Presentazione "Rubinetti Solidali"
Al fine di valorizzare l’acqua potabile, “Rubinetti solidali ” è una proposta alternativa, sia allo smodato consumo dell’acqua in bottiglia che al comportamento commerciale del settore trattamento acqua ad uso domestico.
“Rubinetti solidali”, nato da una collaborazione di AQ system con la ong CISV di Torino e l’Eco Istituto del Piemonte, è un progetto di consumo critico , mirato a valorizzare la risorsa locale acqua potabile, attraverso l'acquisizione di sane e semplici abitudini e con l'eventuale ausilio di tecnologie appropriate sia per il risparmio idrico sia per la filtrazione al punto d’uso, al fine di migliorare il gusto dell’acqua potabile, solitamente ben controllata, sicura ed economica.
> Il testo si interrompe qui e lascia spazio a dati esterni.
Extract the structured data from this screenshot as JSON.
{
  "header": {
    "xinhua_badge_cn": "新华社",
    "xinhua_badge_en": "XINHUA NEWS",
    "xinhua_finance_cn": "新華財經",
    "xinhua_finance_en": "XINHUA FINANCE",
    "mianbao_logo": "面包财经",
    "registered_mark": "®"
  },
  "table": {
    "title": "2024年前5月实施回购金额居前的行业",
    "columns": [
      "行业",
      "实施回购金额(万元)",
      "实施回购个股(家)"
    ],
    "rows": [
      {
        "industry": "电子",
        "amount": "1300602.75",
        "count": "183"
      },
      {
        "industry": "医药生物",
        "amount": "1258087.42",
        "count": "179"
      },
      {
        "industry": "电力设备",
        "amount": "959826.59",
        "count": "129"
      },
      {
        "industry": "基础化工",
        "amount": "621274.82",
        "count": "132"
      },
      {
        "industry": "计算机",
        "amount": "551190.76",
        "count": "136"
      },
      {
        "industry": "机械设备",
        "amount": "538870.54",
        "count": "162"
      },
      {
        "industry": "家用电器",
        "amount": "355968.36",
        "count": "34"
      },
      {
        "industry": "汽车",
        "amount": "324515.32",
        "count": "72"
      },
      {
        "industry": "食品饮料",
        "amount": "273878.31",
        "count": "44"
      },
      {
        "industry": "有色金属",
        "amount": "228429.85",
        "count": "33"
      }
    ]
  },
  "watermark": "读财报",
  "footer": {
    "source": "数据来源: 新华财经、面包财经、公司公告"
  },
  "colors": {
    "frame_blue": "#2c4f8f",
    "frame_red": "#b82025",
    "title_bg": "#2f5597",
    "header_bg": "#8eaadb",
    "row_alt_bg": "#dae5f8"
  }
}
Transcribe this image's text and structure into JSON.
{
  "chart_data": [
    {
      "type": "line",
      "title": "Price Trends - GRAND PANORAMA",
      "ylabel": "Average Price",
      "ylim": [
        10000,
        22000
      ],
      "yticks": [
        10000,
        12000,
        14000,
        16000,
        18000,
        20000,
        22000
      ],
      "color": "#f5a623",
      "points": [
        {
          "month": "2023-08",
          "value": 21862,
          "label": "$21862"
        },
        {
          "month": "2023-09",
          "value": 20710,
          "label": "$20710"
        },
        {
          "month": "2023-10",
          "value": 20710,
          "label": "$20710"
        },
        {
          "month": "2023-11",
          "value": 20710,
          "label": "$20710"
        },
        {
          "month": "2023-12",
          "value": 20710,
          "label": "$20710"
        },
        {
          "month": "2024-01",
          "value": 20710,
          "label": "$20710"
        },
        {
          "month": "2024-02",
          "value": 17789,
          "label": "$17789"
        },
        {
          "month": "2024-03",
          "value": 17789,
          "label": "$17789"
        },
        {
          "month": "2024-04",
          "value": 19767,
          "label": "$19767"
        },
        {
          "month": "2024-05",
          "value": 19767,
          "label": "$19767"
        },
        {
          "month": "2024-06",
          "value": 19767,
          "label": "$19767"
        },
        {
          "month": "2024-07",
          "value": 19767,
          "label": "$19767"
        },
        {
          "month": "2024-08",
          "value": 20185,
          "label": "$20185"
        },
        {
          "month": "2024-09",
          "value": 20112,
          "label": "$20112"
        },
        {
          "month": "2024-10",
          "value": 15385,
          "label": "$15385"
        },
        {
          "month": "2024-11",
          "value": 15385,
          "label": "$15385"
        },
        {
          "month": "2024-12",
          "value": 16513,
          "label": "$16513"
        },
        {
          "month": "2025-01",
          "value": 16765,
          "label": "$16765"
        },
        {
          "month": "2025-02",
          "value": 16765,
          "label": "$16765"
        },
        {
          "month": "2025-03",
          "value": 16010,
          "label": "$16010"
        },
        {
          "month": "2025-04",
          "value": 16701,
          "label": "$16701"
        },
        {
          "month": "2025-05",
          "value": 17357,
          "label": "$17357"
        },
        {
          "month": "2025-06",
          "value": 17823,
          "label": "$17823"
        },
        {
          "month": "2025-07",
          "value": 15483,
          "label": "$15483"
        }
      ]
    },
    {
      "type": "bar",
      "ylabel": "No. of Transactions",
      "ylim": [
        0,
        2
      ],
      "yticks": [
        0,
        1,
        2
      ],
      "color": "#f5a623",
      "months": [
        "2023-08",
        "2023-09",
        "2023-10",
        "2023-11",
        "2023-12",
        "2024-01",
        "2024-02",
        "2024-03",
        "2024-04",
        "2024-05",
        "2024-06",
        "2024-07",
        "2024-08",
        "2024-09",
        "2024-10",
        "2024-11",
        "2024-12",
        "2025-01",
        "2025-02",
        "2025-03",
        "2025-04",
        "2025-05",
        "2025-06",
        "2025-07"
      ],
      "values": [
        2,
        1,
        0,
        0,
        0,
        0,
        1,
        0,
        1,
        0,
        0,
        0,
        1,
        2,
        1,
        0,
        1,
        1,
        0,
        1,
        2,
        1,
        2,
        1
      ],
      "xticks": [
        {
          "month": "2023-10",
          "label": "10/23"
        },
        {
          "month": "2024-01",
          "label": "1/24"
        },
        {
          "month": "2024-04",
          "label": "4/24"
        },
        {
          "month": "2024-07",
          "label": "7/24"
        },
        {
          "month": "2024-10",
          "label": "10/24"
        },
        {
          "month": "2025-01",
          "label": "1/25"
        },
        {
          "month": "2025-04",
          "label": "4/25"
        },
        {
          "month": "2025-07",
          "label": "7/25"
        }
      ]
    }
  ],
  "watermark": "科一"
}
Il progetto ha iniziato a svilupparsi, alcuni anni fa, grazie alla collaborazione tra alcune botteghe di commercio equo e solidale, gli Empori e la Libera Università di Alcatraz, il gruppo di appoggio Torinese del Contratto Mondiale dell’acqua, e il contributo della Mag 6 e la Mag 4, con lo spirito di allargare e sviluppare la ricerca di alternative orientate al “consumo consapevole”.
Il progetto ritiene importante la proposta per un mondo meno inquinato e più attento alle esigenze di coloro che oggi soffrono la fame e la sete a causa dei processi di mercificazione in atto delle risorse locali primarie della vita, in primis l’acqua. “Rubinetti solidali” sostiene anche un programma del CISV di cooperazione sull’acqua in Burkina Faso.
L’acqua potabile è una preziosa risorsa locale che deve essere tutelata e valorizzata, soprattutto se si pensa che l’Italia è il primo consumatore al mondo di acqua in bottiglia, emblema della mercificazione dell’acqua, fra le mani delle solite multinazionali ( v. Guida al consumo critico), che sfruttano il gran numero di sorgenti presenti sul nostro territorio.